# Load Numpy data in SecretFlow

The following codes are demos only. It's **NOT for production** due to system security concerns, please **DO NOT** use it directly in production.

This tutorial will demonstrate how to load Numpy data in a multi-party secure environment using SecretFlow.  
SecretFlow supports multiple formats, including `.npy` and `.npz`, and its interface is designed to be compatible with `numpy` 

## Environment Configuration

In [1]:
%load_ext autoreload
%autoreload 2

In [2]:
import secretflow as sf

# Check the version of your SecretFlow
print('The version of SecretFlow: {}'.format(sf.__version__))

# In case you have a running secretflow runtime already.
sf.shutdown()
sf.init(['alice', 'bob', 'charlie'], address="local", log_to_driver=True)
alice, bob, charlie = sf.PYU('alice'), sf.PYU('bob'), sf.PYU('charlie')

The version of SecretFlow: 1.4.0.dev20240105


2024-01-10 04:11:58,731	INFO worker.py:1538 -- Started a local Ray instance.


## Interface Introduction

In SecretFlow, we provide an interface similar to `numpy.load` called `secretflow.load.ndarray.load` to load `ndarray` data from multiple parties and convert it into a federated representation. 

 Using secretflow.data.load, you can read numpy files from multiple parties and create a `FedNdarray` object.

Interface Introduction：[secretflow.data.load](https://www.secretflow.org.cn/docs/secretflow/en/source/secretflow.data.html#secretflow.data.ndarray.load)


## Data Download and Splitting

In [3]:
%%capture
%%!
wget https://secretflow-data.oss-accelerate.aliyuncs.com/datasets/mnist/mnist.npz
pip install opencv-python

In [4]:
import numpy as np

all_data = np.load("./mnist.npz")

Splitting the data.

In [5]:
alice_train_x = all_data["x_train"][:30000]
alice_test_x = all_data["x_test"][:30000]
alice_train_y = all_data["y_train"][:30000]
alice_test_y = all_data["y_test"][:30000]

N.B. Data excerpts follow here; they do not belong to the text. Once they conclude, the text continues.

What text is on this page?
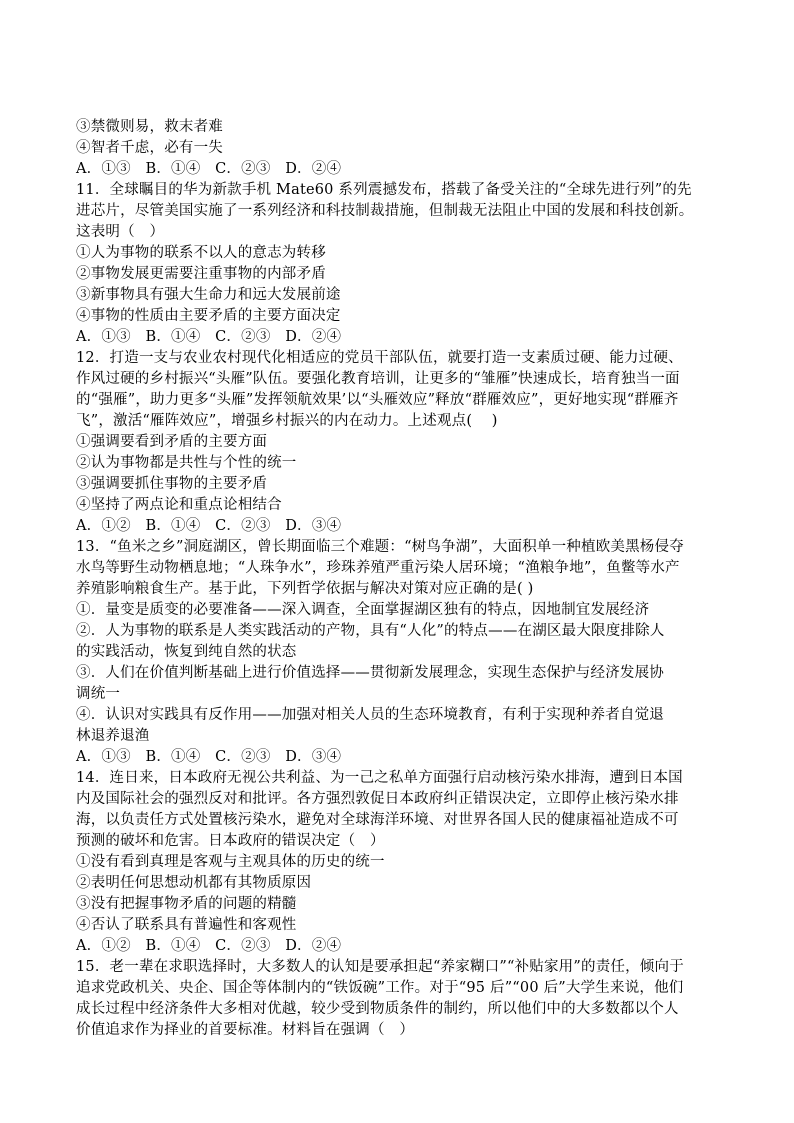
③禁微则易，救末者难
④智者千虑，必有一失
A．①③　B．①④　C．②③　D．②④
11．全球瞩目的华为新款手机 Mate60 系列震撼发布，搭载了备受关注的“全球先进行列”的先
进芯片，尽管美国实施了一系列经济和科技制裁措施，但制裁无法阻止中国的发展和科技创新。
这表明（　）
①人为事物的联系不以人的意志为转移
②事物发展更需要注重事物的内部矛盾
③新事物具有强大生命力和远大发展前途
④事物的性质由主要矛盾的主要方面决定
A．①③　B．①④　C．②③　D．②④
12．打造一支与农业农村现代化相适应的党员干部队伍，就要打造一支素质过硬、能力过硬、
作风过硬的乡村振兴“头雁”队伍。要强化教育培训，让更多的“雏雁”快速成长，培育独当一面
的“强雁”，助力更多“头雁”发挥领航效果’以“头雁效应”释放“群雁效应”，更好地实现“群雁齐
飞”，激活“雁阵效应”，增强乡村振兴的内在动力。上述观点(　 )
①强调要看到矛盾的主要方面
②认为事物都是共性与个性的统一
③强调要抓住事物的主要矛盾
④坚持了两点论和重点论相结合
A．①②　B．①④　C．②③　D．③④
13．“鱼米之乡”洞庭湖区，曾长期面临三个难题：“树鸟争湖”，大面积单一种植欧美黑杨侵夺
水鸟等野生动物栖息地；“人珠争水”，珍珠养殖严重污染人居环境；“渔粮争地”，鱼鳖等水产
养殖影响粮食生产。基于此，下列哲学依据与解决对策对应正确的是( )
①．量变是质变的必要准备——深入调查，全面掌握湖区独有的特点，因地制宜发展经济
②．人为事物的联系是人类实践活动的产物，具有“人化”的特点——在湖区最大限度排除人
的实践活动，恢复到纯自然的状态
③．人们在价值判断基础上进行价值选择——贯彻新发展理念，实现生态保护与经济发展协
调统一
④．认识对实践具有反作用——加强对相关人员的生态环境教育，有利于实现种养者自觉退
林退养退渔
A．①③　B．①④　C．②③　D．③④
14．连日来，日本政府无视公共利益、为一己之私单方面强行启动核污染水排海，遭到日本国
内及国际社会的强烈反对和批评。各方强烈敦促日本政府纠正错误决定，立即停止核污染水排
海，以负责任方式处置核污染水，避免对全球海洋环境、对世界各国人民的健康福祉造成不可
预测的破坏和危害。日本政府的错误决定（　）
①没有看到真理是客观与主观具体的历史的统一
②表明任何思想动机都有其物质原因
③没有把握事物矛盾的问题的精髓
④否认了联系具有普遍性和客观性
A．①②　B．①④　C．②③　D．②④
15．老一辈在求职选择时，大多数人的认知是要承担起“养家糊口”“补贴家用”的责任，倾向于
追求党政机关、央企、国企等体制内的“铁饭碗”工作。对于“95 后”“00 后”大学生来说，他们
成长过程中经济条件大多相对优越，较少受到物质条件的制约，所以他们中的大多数都以个人
价值追求作为择业的首要标准。材料旨在强调（　）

bob_train_x = all_data["x_train"][30000:]
bob_test_x = all_data["x_test"][30000:]
bob_train_y = all_data["y_train"][30000:]
bob_test_y = all_data["y_test"][30000:]

Saving separately as npz format file.

In [6]:
np.savez(
    "./alice_mnist.npz",
    train_x=alice_train_x,
    test_x=alice_test_x,
    train_y=alice_train_y,
    test_y=alice_test_y,
)
np.savez(
    "./bob_mnist.npz",
    train_x=bob_train_x,
    test_x=bob_test_x,
    train_y=bob_train_y,
    test_y=bob_test_y,
)

Saving tarin_x from Alice and Bob as npy format for convenient future reading.

In [7]:
np.save("./alice_mnist_train_x.npy", alice_train_x)
np.save("./bob_mnist_train_x.npy", bob_train_x)

##  Loading npz files

In [8]:
alice_path = "./alice_mnist.npz"
bob_path = "./bob_mnist.npz"

In [9]:
from secretflow.data.ndarray import load
from secretflow.data.split import train_test_split

In [10]:
fed_npz = load({alice: alice_path, bob: bob_path}, allow_pickle=True)

In [11]:
fed_npz

{'train_x': FedNdarray(partitions={PYURuntime(alice): <secretflow.device.device.pyu.PYUObject object at 0x7fc6d05d0c40>, PYURuntime(bob): <secretflow.device.device.pyu.PYUObject object at 0x7fc7280f94f0>}, partition_way=<PartitionWay.VERTICAL: 'vertical'>),
 'test_x': FedNdarray(partitions={PYURuntime(alice): <secretflow.device.device.pyu.PYUObject object at 0x7fc7280fc310>, PYURuntime(bob): <secretflow.device.device.pyu.PYUObject object at 0x7fc7280fc7f0>}, partition_way=<PartitionWay.VERTICAL: 'vertical'>),
 'train_y': FedNdarray(partitions={PYURuntime(alice): <secretflow.device.device.pyu.PYUObject object at 0x7fc7280fc700>, PYURuntime(bob): <secretflow.device.device.pyu.PYUObject object at 0x7fc7280fc4f0>}, partition_way=<PartitionWay.VERTICAL: 'vertical'>),
 'test_y': FedNdarray(partitions={PYURuntime(alice): <secretflow.device.device.pyu.PYUObject object at 0x7fc7280fcb20>, PYURuntime(bob): <secretflow.device.device.pyu.PYUObject object at 0x7fc7280fcc40>}, partition_way=<Partiti

In FedNpz, each value represents a FedNdarray.

In [12]:
type(fed_npz["train_x"])

secretflow.data.ndarray.ndarray.FedNdarray

## Loading npy files

Loading npy is very simple. Directly call the load interface, and the results will be a standard FedNdarray object.

In [13]:
alice_path = "./alice_mnist_train_x.npy"
bob_path = "./bob_mnist_train_x.npy"

In [14]:
fed_ndarray = load({alice: alice_path, bob: bob_path}, allow_pickle=True)

In [15]:
type(fed_ndarray)

secretflow.data.ndarray.ndarray.FedNdarray

##  How can I convert my existing data into a FedNdarray and read it?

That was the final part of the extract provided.